Larry and I braved the winds and the falling snow on a
blustery January afternoon to head to Mansfield for a date! It had been quite
some time since we’d sat in a darkened movie theater, munching on a tub of
popcorn while waiting with anticipation for the feature film to begin. But there we were, thanks to Martin Luther
King Jr. and Victor Hugo.
Yes, we went to see Les Miserables. I’d read the book, viewed the 1935 film
adaptation, as well as the 1998 movie, but had never seen the stage version of
the musical. So when it came to the big screen, I knew this was one film I
didn’t want to miss.
It’s a wonderful , redemptive film. I’ll leave the details
for the film critics, but it was definitely worth the trip. I knew that this 2012 film was based on the long-running
musical of the same name, so I was prepared for a drama with songs interspersed
throughout, such as Annie or Oliver. What I hadn’t expected was the
opera-like presentation of the story, where all of the dialogue between the
characters was sung. The use of song did make for rather incongruous death-bed
scenes, but – it’s the movies!
The opening scenes of
the prison chain gang and the poorhouse were barefaced in their depiction of poverty, and the
desperation of the poor throughout the movie was palpable. Those visual images
intersected compellingly with a passion for the needs of the poor that has
stirred within me for many years. Faceless. Nameless. Powerless. Who will speak
for them? Who will know them? Who will stand up for them?
Whether in the image of a starving Biafran child with a
distended belly that so shaped my teen years, or of a woman living in our
community who can’t find work to keep a roof over the heads of herself and her
children, the poor do have faces, do have names. But, just as in early 19th
century France, they often do not have the power to change their circumstances
on their own, as Fantine’s story so poignantly illustrated in the film. “I had
a dream that life would be . . . so different now from what it seems.
Even the Bible tells us that the poor will be with us always
so why worry about their needs? From a global perspective, yes, there will
always be poor among us. Does that mean that we do nothing? Catholic theology
extends the preferential option of the poor, prompting us to recognize that the
moral test of any society is how it treats its most vulnerable members. For me,
that theory must become embodied and remembered, both corporately and
individually.
I left the movie theater challenged deeply by the walk of
Jean Valjean, known only by his prisoner number, “24601,” for so long. When he became able, he gave coins to those
begging on the streets but soon found that the coins were not enough – he had
to move toward another, even at risk to his own life.
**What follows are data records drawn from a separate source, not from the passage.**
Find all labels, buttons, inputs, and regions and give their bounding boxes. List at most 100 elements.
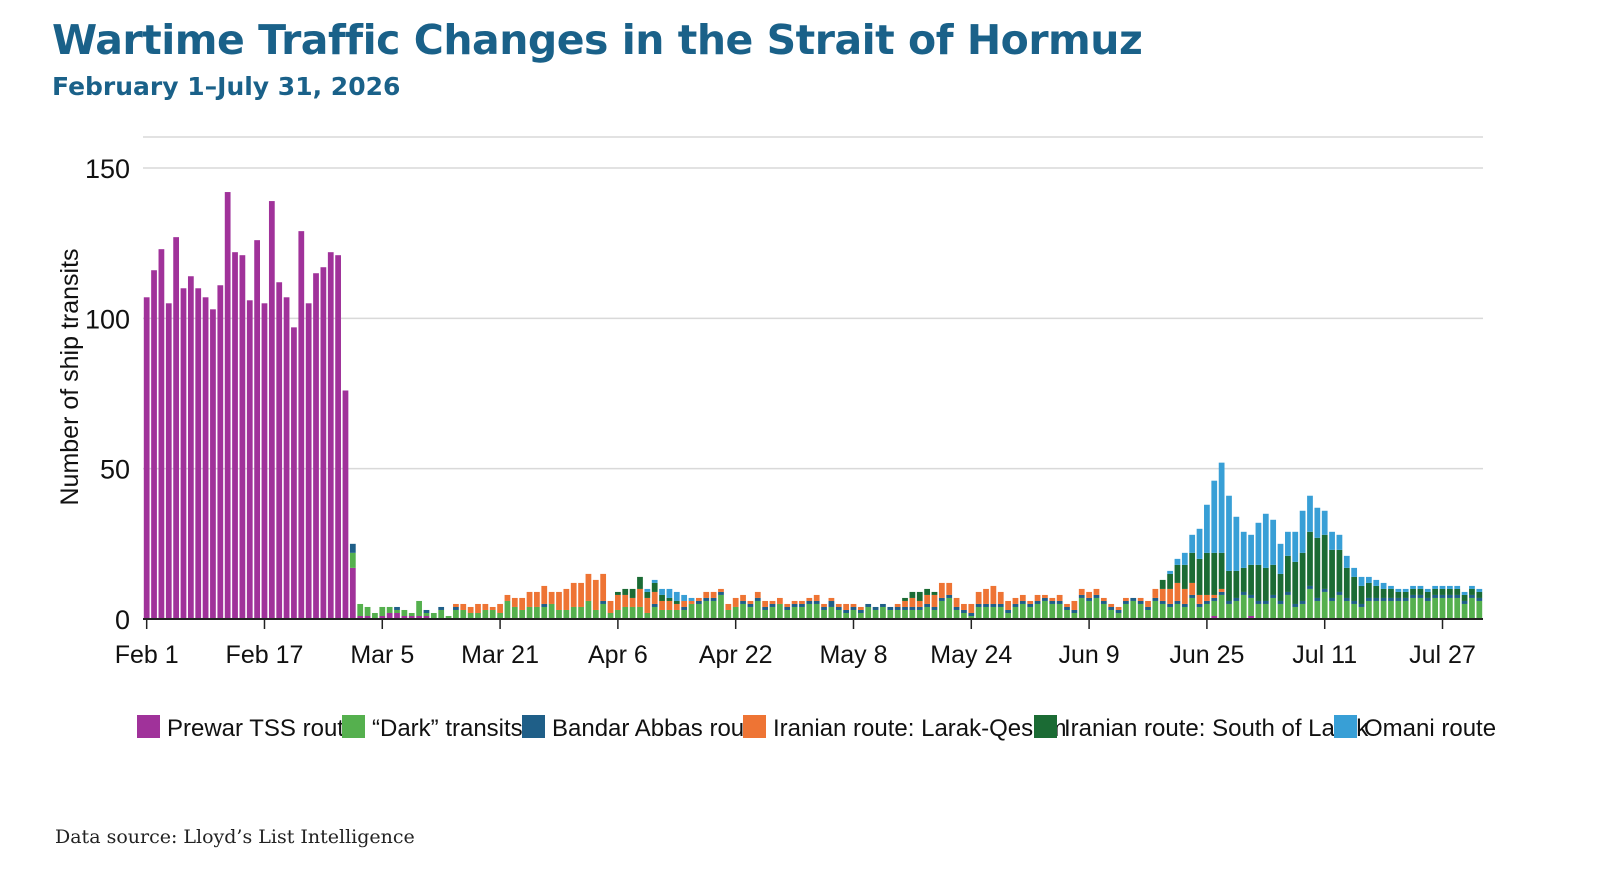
bar-segment <box>1071 600 1078 610</box>
bar-segment <box>1196 558 1203 595</box>
bar-segment <box>600 600 607 604</box>
bar-segment <box>1395 600 1402 619</box>
bar-segment <box>1454 585 1461 589</box>
bar-segment <box>1321 510 1328 535</box>
bar-segment <box>541 606 548 619</box>
bar-segment <box>1181 606 1188 619</box>
bar-segment <box>828 606 835 619</box>
bar-segment <box>924 588 930 595</box>
bar-segment <box>1167 570 1173 574</box>
bar-segment <box>1167 573 1173 589</box>
bar-segment <box>1240 567 1247 592</box>
legend-swatch <box>522 715 545 738</box>
bar-segment <box>1137 603 1144 619</box>
bar-segment <box>1196 528 1203 559</box>
bar-segment <box>931 606 938 610</box>
bar-segment <box>1336 594 1343 619</box>
bar-segment <box>1373 600 1380 619</box>
bar-segment <box>1174 558 1181 565</box>
bar-segment <box>762 606 769 610</box>
bar-segment <box>1439 594 1446 598</box>
bar-segment <box>1307 495 1313 532</box>
bar-segment <box>835 603 842 607</box>
bar-segment <box>754 591 761 598</box>
bar-segment <box>622 606 629 619</box>
bar-segment <box>548 603 555 619</box>
bar-segment <box>1240 591 1247 595</box>
bar-segment <box>445 615 452 619</box>
bar-segment <box>857 612 864 619</box>
bar-segment <box>173 237 180 619</box>
bar-segment <box>1454 597 1461 619</box>
bar-segment <box>1137 597 1144 601</box>
bar-segment <box>1336 591 1343 595</box>
bar-segment <box>1240 531 1247 568</box>
bar-segment <box>1233 597 1240 601</box>
bar-segment <box>1196 603 1203 607</box>
bar-segment <box>1358 576 1365 586</box>
bar-segment <box>659 588 665 595</box>
bar-segment <box>1226 603 1232 619</box>
bar-segment <box>320 267 327 619</box>
bar-segment <box>651 606 658 619</box>
bar-segment <box>924 603 930 607</box>
bar-segment <box>747 606 754 619</box>
bar-segment <box>1152 588 1159 598</box>
bar-segment <box>1056 600 1063 604</box>
bar-segment <box>902 597 908 601</box>
bar-segment <box>224 192 231 620</box>
bar-segment <box>1027 603 1034 607</box>
bar-segment <box>563 609 570 619</box>
bar-segment <box>1159 588 1166 601</box>
bar-segment <box>725 609 732 619</box>
bar-segment <box>791 606 798 619</box>
bar-segment <box>1108 609 1115 619</box>
bar-segment <box>1454 588 1461 595</box>
bar-segment <box>482 603 489 610</box>
bar-segment <box>983 603 989 607</box>
bar-segment <box>1152 600 1159 619</box>
bar-segment <box>548 591 555 604</box>
bar-segment <box>622 594 629 607</box>
bar-segment <box>453 603 459 607</box>
bar-segment <box>357 603 364 616</box>
bar-segment <box>1476 600 1483 619</box>
bar-segment <box>1402 600 1409 619</box>
bar-segment <box>718 594 724 619</box>
bar-segment <box>997 606 1004 619</box>
bar-segment <box>1064 609 1070 619</box>
bar-segment <box>916 606 923 610</box>
bar-segment <box>828 597 835 601</box>
bar-segment <box>666 609 673 619</box>
bar-segment <box>813 603 820 619</box>
bar-segment <box>916 600 923 607</box>
bar-segment <box>1233 570 1240 598</box>
bar-segment <box>1417 597 1424 619</box>
bar-segment <box>541 585 548 604</box>
bar-segment <box>696 600 702 604</box>
bar-segment <box>894 609 901 619</box>
bar-segment <box>1174 564 1181 583</box>
bar-segment <box>828 600 835 607</box>
bar-segment <box>1388 597 1394 601</box>
data-source-note: Data source: Lloyd’s List Intelligence <box>55 826 415 848</box>
bar-segment <box>453 606 459 610</box>
bar-segment <box>489 609 496 619</box>
bar-segment <box>1233 600 1240 619</box>
bar-segment <box>1042 600 1048 619</box>
bar-segment <box>688 600 695 604</box>
x-tick-label: Jun 9 <box>1059 641 1120 669</box>
bar-segment <box>1314 507 1321 538</box>
bar-segment <box>1005 600 1011 610</box>
x-tick-label: Apr 22 <box>699 641 773 669</box>
bar-segment <box>497 612 503 619</box>
bar-segment <box>305 303 312 619</box>
bar-segment <box>1071 609 1078 613</box>
bar-segment <box>909 591 916 598</box>
bar-segment <box>975 606 982 619</box>
bar-segment <box>401 609 408 616</box>
bar-segment <box>1395 588 1402 592</box>
bar-segment <box>1123 597 1129 601</box>
bar-segment <box>1351 576 1358 601</box>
For me, like Valjean, slipping a few coins to a beggar is
not enough, for redemption must be played out in relationship. For some, that
relationship comes in the adoption of an orphaned child, or is revealed in the
care for an elderly neighbor. Some work for social justice, in the fight
against human trafficking or for job development with living wages. In our
community, one of those relational connections comes through the Ashland County
Churches Emergency Shelter Services (ACCESS), providing powerful support for
people who have slipped into homelessness.
Yet the hands that have lovingly lifted up so many are tired
and need others to hold up their arms. Could it be that there is another church
or two in our community to come alongside? Could it be that another voice will
be lifted at the homeless coalition? Could it be that we are being drawn to
help another to weather the storm, to dream a new dream? Could it be that the Jean
Valjean in you, the Jean Valjean in me, is called to stop looking down and to step
closer to our Fantine, to our Cosette?